Conte e la sconfitta dell’uno che vale l’uno

Si converrà che, in caso di malattia, si auspica che a curarci sia il medico migliore, per competenza, capacità ed esperienza. Nessuno sceglierebbe il passante sotto casa.

Purtroppo, a guidare l’Italia, dal 2018 a pochi giorni fa, è stato scelto il passante di turno: Giuseppe Conte.

E’ l’applicazione della teoria, cinque stellata, dell’uno che vale l’uno, confondendo l’unicità della persona con l’identità di ruoli e l’equivalenza di competenze.

Giuseppe Conte non aveva l’esperienza, la competenza e la capacità (politica s’intende) per guidare un Governo.

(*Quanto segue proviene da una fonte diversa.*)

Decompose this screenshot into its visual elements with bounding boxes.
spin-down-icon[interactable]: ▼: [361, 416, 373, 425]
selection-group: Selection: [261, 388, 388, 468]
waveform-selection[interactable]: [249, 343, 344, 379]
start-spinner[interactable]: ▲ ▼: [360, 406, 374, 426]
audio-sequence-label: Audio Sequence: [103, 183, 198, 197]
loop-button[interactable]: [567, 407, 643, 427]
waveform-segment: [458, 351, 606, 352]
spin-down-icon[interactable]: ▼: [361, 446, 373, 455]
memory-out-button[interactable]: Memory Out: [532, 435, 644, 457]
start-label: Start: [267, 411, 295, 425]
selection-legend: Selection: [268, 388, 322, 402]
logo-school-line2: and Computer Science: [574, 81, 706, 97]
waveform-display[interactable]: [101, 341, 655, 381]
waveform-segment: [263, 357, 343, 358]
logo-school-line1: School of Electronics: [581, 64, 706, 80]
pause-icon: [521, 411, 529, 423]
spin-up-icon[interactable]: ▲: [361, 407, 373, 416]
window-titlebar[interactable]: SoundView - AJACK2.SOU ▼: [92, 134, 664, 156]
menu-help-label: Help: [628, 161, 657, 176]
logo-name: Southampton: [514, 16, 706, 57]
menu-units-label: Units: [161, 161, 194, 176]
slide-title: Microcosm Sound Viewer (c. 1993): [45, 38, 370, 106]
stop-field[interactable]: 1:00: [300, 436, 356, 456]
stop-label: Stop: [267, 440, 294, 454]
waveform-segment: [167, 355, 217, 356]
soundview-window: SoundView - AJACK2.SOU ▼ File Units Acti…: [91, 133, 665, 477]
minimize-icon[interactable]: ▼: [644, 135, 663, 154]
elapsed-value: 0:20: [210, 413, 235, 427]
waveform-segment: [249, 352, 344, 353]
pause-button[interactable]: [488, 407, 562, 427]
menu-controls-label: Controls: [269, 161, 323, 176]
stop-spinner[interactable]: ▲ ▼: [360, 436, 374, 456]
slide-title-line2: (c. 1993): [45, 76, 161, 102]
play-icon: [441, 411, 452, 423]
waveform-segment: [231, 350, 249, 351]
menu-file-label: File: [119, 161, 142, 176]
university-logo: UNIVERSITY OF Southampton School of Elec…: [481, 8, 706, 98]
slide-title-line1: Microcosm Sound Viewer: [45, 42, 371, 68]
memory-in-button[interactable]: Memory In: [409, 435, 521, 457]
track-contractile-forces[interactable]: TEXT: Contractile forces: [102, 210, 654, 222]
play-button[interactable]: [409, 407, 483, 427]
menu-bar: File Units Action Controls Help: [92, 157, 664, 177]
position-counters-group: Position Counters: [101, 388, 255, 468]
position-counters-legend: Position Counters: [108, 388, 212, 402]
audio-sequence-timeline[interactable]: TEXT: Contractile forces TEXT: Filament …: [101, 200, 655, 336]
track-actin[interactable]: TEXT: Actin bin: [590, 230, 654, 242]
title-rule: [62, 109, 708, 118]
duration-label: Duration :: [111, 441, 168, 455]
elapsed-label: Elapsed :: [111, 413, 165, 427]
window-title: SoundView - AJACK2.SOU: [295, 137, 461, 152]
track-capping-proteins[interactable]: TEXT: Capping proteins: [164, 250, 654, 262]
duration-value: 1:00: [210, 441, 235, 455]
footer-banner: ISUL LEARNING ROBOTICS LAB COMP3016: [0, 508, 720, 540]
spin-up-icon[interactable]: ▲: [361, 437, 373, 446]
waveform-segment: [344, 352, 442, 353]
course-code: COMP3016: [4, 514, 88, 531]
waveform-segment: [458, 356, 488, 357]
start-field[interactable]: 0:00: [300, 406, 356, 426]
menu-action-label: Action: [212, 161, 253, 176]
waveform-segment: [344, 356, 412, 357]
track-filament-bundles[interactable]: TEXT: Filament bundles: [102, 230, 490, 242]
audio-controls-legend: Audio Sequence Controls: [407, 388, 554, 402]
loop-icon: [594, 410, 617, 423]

E’ un avvocato, politicamente un passante, scelto dal M5S, quello, appunto, dell’uno che vale l’uno, del vaffa, del voto di pancia (Grillo dixit), del no all’euro e poi del si all’euro, del no al Tap e poi del si al Tap, del no al Tav e poi del si al Tav, del no agli F35 e poi del si agli F35, mai in televisione poi sempre in televisione, mai condoni poi sì condoni, mai alleanza con i partiti poi sì alleanza con i partiti e potremmo continuare. Aveva un’occasione storica, Giuseppe Conte, quella del Recovery Plan, il piano europeo per le prossime generazioni. Il futuro, insomma.

L’ha sprecata. E’ la conferma che l’uno non vale l’uno e che, come sosteneva Eraclito, “uno solo, se migliore, vale diecimila”.